I know it isn’t this way for everyone. I will admit, it isn’t even always that way for me. It is a conscious choice we make each day to see it as a fresh canvas ready and waiting for our uniquely personal brushstrokes. And some days are not masterpieces. Or they don’t seem like it at the time at least. Even the works of Pablo Picasso confused (and, in some cases, continue to confuse) its viewers at first. “The purpose of art is washing the dust of daily life off our souls,” Picasso said. That’s not so confusing.

So today I take a page from Picasso’s sketchbook and paint myself a portrait of gratitude. By doing so, I breathe life into gratitude, just as Sarah Ban Breathnach suggests we take time to do in Simple Abundance. Two months ago, I reflected on Breathnach’s concept of a gratitude journal as a necessary part of the Simple Abundance experience in Hope in Gratitude.

“If you want to continue on this journey with me, the gratitude journal is not an option,” Breathnach scolds. “Why? Because you simply will not be the same person two months from now after consciously giving thanks each day for the abundance that exists in your life.” One month ago, I challenged myself to write my own eulogy, forcing me to reflect on the value of life. Since then, I have taken Breathnach’s concept one tiny paw step further and made it a point not to separate my gratitude journal from my other musings, as a way to trick myself into being more grateful.

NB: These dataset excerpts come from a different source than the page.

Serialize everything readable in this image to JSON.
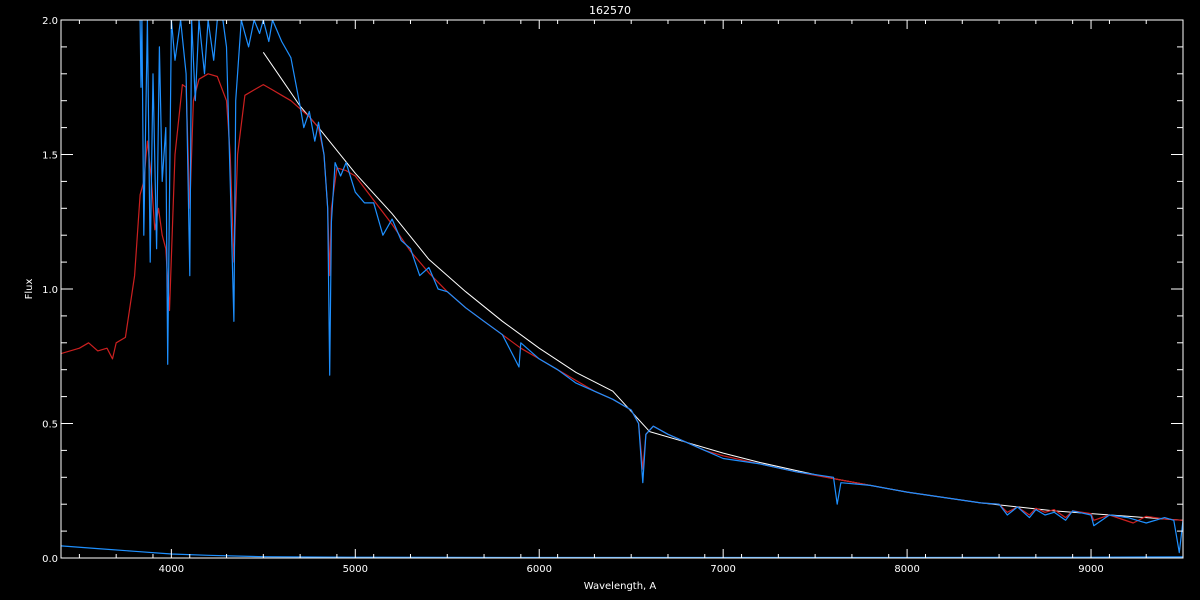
{
  "chart_data": {
    "type": "line",
    "title": "162570",
    "xlabel": "Wavelength, A",
    "ylabel": "Flux",
    "xlim": [
      3400,
      9500
    ],
    "ylim": [
      0.0,
      2.0
    ],
    "xticks": [
      4000,
      5000,
      6000,
      7000,
      8000,
      9000
    ],
    "yticks": [
      "0.0",
      "0.5",
      "1.0",
      "1.5",
      "2.0"
    ],
    "ytick_values": [
      0.0,
      0.5,
      1.0,
      1.5,
      2.0
    ],
    "grid": false,
    "legend": "none",
    "colors": {
      "background": "#000000",
      "axes": "#ffffff",
      "observed": "#1e90ff",
      "model": "#cc2020",
      "reference": "#ffffff",
      "error": "#1e90ff"
    },
    "series": [
      {
        "key": "reference",
        "x": [
          4500,
          4600,
          4700,
          4800,
          5000,
          5200,
          5400,
          5600,
          5800,
          6000,
          6200,
          6400,
          6600,
          6800,
          7000,
          7200,
          7400,
          7600,
          7800,
          8000,
          8200,
          8400,
          8600,
          8800,
          9000,
          9200,
          9400,
          9500
        ],
        "y": [
          1.88,
          1.78,
          1.68,
          1.6,
          1.43,
          1.28,
          1.11,
          0.99,
          0.88,
          0.78,
          0.69,
          0.62,
          0.47,
          0.43,
          0.39,
          0.355,
          0.325,
          0.295,
          0.27,
          0.245,
          0.225,
          0.205,
          0.19,
          0.175,
          0.165,
          0.155,
          0.145,
          0.14
        ]
      },
      {
        "key": "model",
        "x": [
          3400,
          3500,
          3550,
          3600,
          3650,
          3680,
          3700,
          3750,
          3800,
          3830,
          3850,
          3870,
          3890,
          3910,
          3930,
          3950,
          3970,
          3990,
          4020,
          4060,
          4080,
          4100,
          4120,
          4150,
          4200,
          4250,
          4300,
          4320,
          4340,
          4360,
          4400,
          4450,
          4500,
          4550,
          4600,
          4650,
          4700,
          4750,
          4800,
          4830,
          4850,
          4861,
          4870,
          4900,
          4950,
          5000,
          5100,
          5200,
          5300,
          5400,
          5500,
          5600,
          5700,
          5800,
          5900,
          6000,
          6100,
          6200,
          6300,
          6400,
          6500,
          6540,
          6563,
          6580,
          6620,
          6700,
          6800,
          6900,
          7000,
          7200,
          7400,
          7600,
          7800,
          8000,
          8200,
          8400,
          8500,
          8545,
          8600,
          8665,
          8700,
          8750,
          8800,
          8862,
          8900,
          9000,
          9015,
          9100,
          9229,
          9300,
          9400,
          9500
        ],
        "y": [
          0.76,
          0.78,
          0.8,
          0.77,
          0.78,
          0.74,
          0.8,
          0.82,
          1.05,
          1.35,
          1.4,
          1.55,
          1.42,
          1.22,
          1.3,
          1.2,
          1.15,
          0.92,
          1.5,
          1.76,
          1.75,
          1.3,
          1.7,
          1.78,
          1.8,
          1.79,
          1.7,
          1.5,
          1.1,
          1.5,
          1.72,
          1.74,
          1.76,
          1.74,
          1.72,
          1.7,
          1.67,
          1.64,
          1.6,
          1.5,
          1.3,
          1.05,
          1.3,
          1.45,
          1.44,
          1.42,
          1.33,
          1.24,
          1.14,
          1.06,
          0.99,
          0.93,
          0.88,
          0.83,
          0.78,
          0.74,
          0.7,
          0.66,
          0.62,
          0.59,
          0.55,
          0.5,
          0.33,
          0.46,
          0.49,
          0.46,
          0.43,
          0.4,
          0.38,
          0.35,
          0.32,
          0.295,
          0.27,
          0.245,
          0.225,
          0.205,
          0.2,
          0.17,
          0.19,
          0.16,
          0.185,
          0.17,
          0.18,
          0.15,
          0.175,
          0.165,
          0.14,
          0.16,
          0.13,
          0.155,
          0.145,
          0.14
        ]
      },
      {
        "key": "observed",
        "x": [
          3830,
          3835,
          3840,
          3850,
          3870,
          3885,
          3900,
          3920,
          3935,
          3950,
          3970,
          3980,
          4000,
          4020,
          4050,
          4080,
          4100,
          4110,
          4130,
          4150,
          4180,
          4200,
          4230,
          4250,
          4280,
          4300,
          4320,
          4340,
          4350,
          4380,
          4400,
          4420,
          4450,
          4480,
          4500,
          4530,
          4550,
          4600,
          4650,
          4700,
          4720,
          4750,
          4780,
          4800,
          4830,
          4850,
          4861,
          4870,
          4890,
          4920,
          4950,
          5000,
          5050,
          5100,
          5150,
          5200,
          5250,
          5300,
          5350,
          5400,
          5450,
          5500,
          5600,
          5700,
          5800,
          5890,
          5900,
          6000,
          6100,
          6200,
          6300,
          6400,
          6500,
          6540,
          6563,
          6580,
          6620,
          6700,
          6800,
          6900,
          7000,
          7200,
          7400,
          7600,
          7620,
          7640,
          7800,
          8000,
          8200,
          8400,
          8500,
          8545,
          8600,
          8665,
          8700,
          8750,
          8800,
          8862,
          8900,
          9000,
          9015,
          9100,
          9200,
          9300,
          9400,
          9450,
          9480,
          9500
        ],
        "y": [
          2.0,
          1.75,
          2.0,
          1.2,
          2.0,
          1.1,
          1.8,
          1.15,
          1.9,
          1.4,
          1.6,
          0.72,
          2.0,
          1.85,
          2.0,
          1.8,
          1.05,
          2.0,
          1.7,
          2.0,
          1.8,
          2.0,
          1.85,
          2.0,
          2.0,
          1.9,
          1.4,
          0.88,
          1.7,
          2.0,
          1.95,
          1.9,
          2.0,
          1.95,
          2.0,
          1.92,
          2.0,
          1.92,
          1.86,
          1.68,
          1.6,
          1.66,
          1.55,
          1.62,
          1.5,
          1.3,
          0.68,
          1.25,
          1.47,
          1.42,
          1.47,
          1.36,
          1.32,
          1.32,
          1.2,
          1.26,
          1.18,
          1.15,
          1.05,
          1.08,
          1.0,
          0.99,
          0.93,
          0.88,
          0.83,
          0.71,
          0.8,
          0.74,
          0.7,
          0.65,
          0.62,
          0.59,
          0.55,
          0.5,
          0.28,
          0.46,
          0.49,
          0.46,
          0.43,
          0.4,
          0.37,
          0.35,
          0.32,
          0.3,
          0.2,
          0.28,
          0.27,
          0.245,
          0.225,
          0.205,
          0.2,
          0.16,
          0.19,
          0.15,
          0.18,
          0.16,
          0.17,
          0.14,
          0.175,
          0.16,
          0.12,
          0.16,
          0.15,
          0.13,
          0.15,
          0.14,
          0.02,
          0.14
        ]
      },
      {
        "key": "error",
        "x": [
          3400,
          3600,
          3800,
          4000,
          4200,
          4500,
          5000,
          6000,
          7000,
          8000,
          9000,
          9500
        ],
        "y": [
          0.045,
          0.035,
          0.025,
          0.015,
          0.01,
          0.005,
          0.003,
          0.002,
          0.002,
          0.002,
          0.003,
          0.004
        ]
      }
    ]
  }
}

And I would argue that my little trick with my mind is working. I’m not the same dog I was two months ago.Thankful to be Alive

“As we express our gratitude, we must never forget that the highest appreciation is not to utter words,” American president John F. Kennedy once said, “but to live by them.”

That is why I want to share my perspective with the world. It’s kind of like American comedian Jim Carrey said “I wake up some mornings…and I go, ‘remember how good this is because you can lose it.” I’m done playing hide and seek with life.

Instead when I wake I say here I am world, happy and alive.